文春オンライン

2022/10/29

 つまり、三葉と瀧は、自身が、災害の物語を現代に憑依させるためのイタコ、巫女的な存在となる。その時、個の記憶や歴史は失われ、器となることで、長い歴史の物語が流れ込んでくる。

『君の名は。』に隠されたオカルト・ホラー要素?

 本作の展開について、忘却や想起が都合良く起こるという批判をする人たちもいましたが、おそらくそれは本質的なものではなく、三葉と瀧が個を失い災害の歴史を混線させるというトランス状態がうまく描写されている、と考えたほうがいい。新海誠はホラー、オカルト好きですから、そういった憑依ものの物語の文脈や歴史もまた、きっと意識しているはずです。

 そう考えると、物語の最後で瀧と三葉が互いに対する記憶をなくしたままに、しかし何かに導かれるようにして出会う展開も、美しい奇跡のように見えて、その実はホラーでオカルトチックにも思えてきます――憑依体質が強いふたりをくっつけることでそういう体質の血筋を残そうとしている……?
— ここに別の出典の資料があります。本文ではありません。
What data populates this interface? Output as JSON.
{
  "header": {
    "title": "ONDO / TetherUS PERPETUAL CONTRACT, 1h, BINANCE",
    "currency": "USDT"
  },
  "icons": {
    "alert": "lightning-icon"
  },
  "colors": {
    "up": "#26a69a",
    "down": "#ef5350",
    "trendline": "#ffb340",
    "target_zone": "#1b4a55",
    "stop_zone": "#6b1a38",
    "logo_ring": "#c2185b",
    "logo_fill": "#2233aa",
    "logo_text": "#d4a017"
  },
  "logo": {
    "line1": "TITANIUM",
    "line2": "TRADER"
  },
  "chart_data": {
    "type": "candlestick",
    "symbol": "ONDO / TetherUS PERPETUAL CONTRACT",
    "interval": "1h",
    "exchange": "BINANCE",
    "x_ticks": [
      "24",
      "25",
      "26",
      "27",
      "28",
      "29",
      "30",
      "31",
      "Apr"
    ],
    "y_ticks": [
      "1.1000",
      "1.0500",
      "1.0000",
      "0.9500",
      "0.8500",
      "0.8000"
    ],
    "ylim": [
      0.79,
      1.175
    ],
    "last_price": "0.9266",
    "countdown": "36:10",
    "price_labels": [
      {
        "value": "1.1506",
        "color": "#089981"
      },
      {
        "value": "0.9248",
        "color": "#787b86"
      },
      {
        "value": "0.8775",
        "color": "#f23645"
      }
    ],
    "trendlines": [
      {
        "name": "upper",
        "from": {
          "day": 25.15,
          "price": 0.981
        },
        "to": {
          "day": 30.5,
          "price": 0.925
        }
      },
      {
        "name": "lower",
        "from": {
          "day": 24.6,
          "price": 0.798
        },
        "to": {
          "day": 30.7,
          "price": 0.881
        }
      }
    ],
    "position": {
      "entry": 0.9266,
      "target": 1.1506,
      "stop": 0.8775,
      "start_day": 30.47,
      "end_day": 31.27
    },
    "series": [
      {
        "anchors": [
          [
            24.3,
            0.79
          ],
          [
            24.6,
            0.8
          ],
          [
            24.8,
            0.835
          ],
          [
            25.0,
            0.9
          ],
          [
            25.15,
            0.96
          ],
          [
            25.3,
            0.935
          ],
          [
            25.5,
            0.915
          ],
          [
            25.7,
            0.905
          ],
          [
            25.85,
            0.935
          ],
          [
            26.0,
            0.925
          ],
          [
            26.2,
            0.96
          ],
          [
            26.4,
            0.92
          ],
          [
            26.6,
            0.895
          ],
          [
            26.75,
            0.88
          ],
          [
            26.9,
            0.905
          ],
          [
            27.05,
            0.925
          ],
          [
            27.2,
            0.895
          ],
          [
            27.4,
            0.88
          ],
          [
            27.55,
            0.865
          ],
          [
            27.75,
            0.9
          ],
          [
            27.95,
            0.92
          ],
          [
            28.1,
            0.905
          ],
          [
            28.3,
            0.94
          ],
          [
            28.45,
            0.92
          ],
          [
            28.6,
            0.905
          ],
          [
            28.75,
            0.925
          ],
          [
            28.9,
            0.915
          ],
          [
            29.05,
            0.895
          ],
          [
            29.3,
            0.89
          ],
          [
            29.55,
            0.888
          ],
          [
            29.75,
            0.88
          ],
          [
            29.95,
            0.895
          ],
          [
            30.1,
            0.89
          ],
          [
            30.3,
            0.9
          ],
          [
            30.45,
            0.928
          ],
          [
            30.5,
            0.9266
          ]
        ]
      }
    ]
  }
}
『天気の子』にも瀧と三葉が登場して同じくオカルト体質の強い主人公たちと薄いながらも関係性を持つことも、なんだか「類は友を呼ぶ」感じをさせるというか……。

映画『天気の子』公式サイトより

瀧と三葉は神話の登場人物でもある

 オカルト、という言葉でまとめてしまってはいけないのかもしれません。本作には数々の日本の神話のモチーフも入り込んでいます。

 たとえば、『君の名は。』のブルーレイ(コレクターズ・エディション)に収録されている講演映像で新海誠自身が、「行きて帰りし物語」という神話の定型を意図的に入れたという話をしている。瀧と三葉は、神話の登場人物でさえあるわけです。

『万葉集』をはじめとする古典文学だったり、日本文学における儚さだったり、さらには神道だったりと、これでもか、というくらいに、日本的なモチーフが本作には流れ込んでいる。そのうえでさらに、舞や酒によるトランスといった、古くから人間を超えたスケールに自分自身を接続するための技法の歴史のようなものが感じとれるわけです。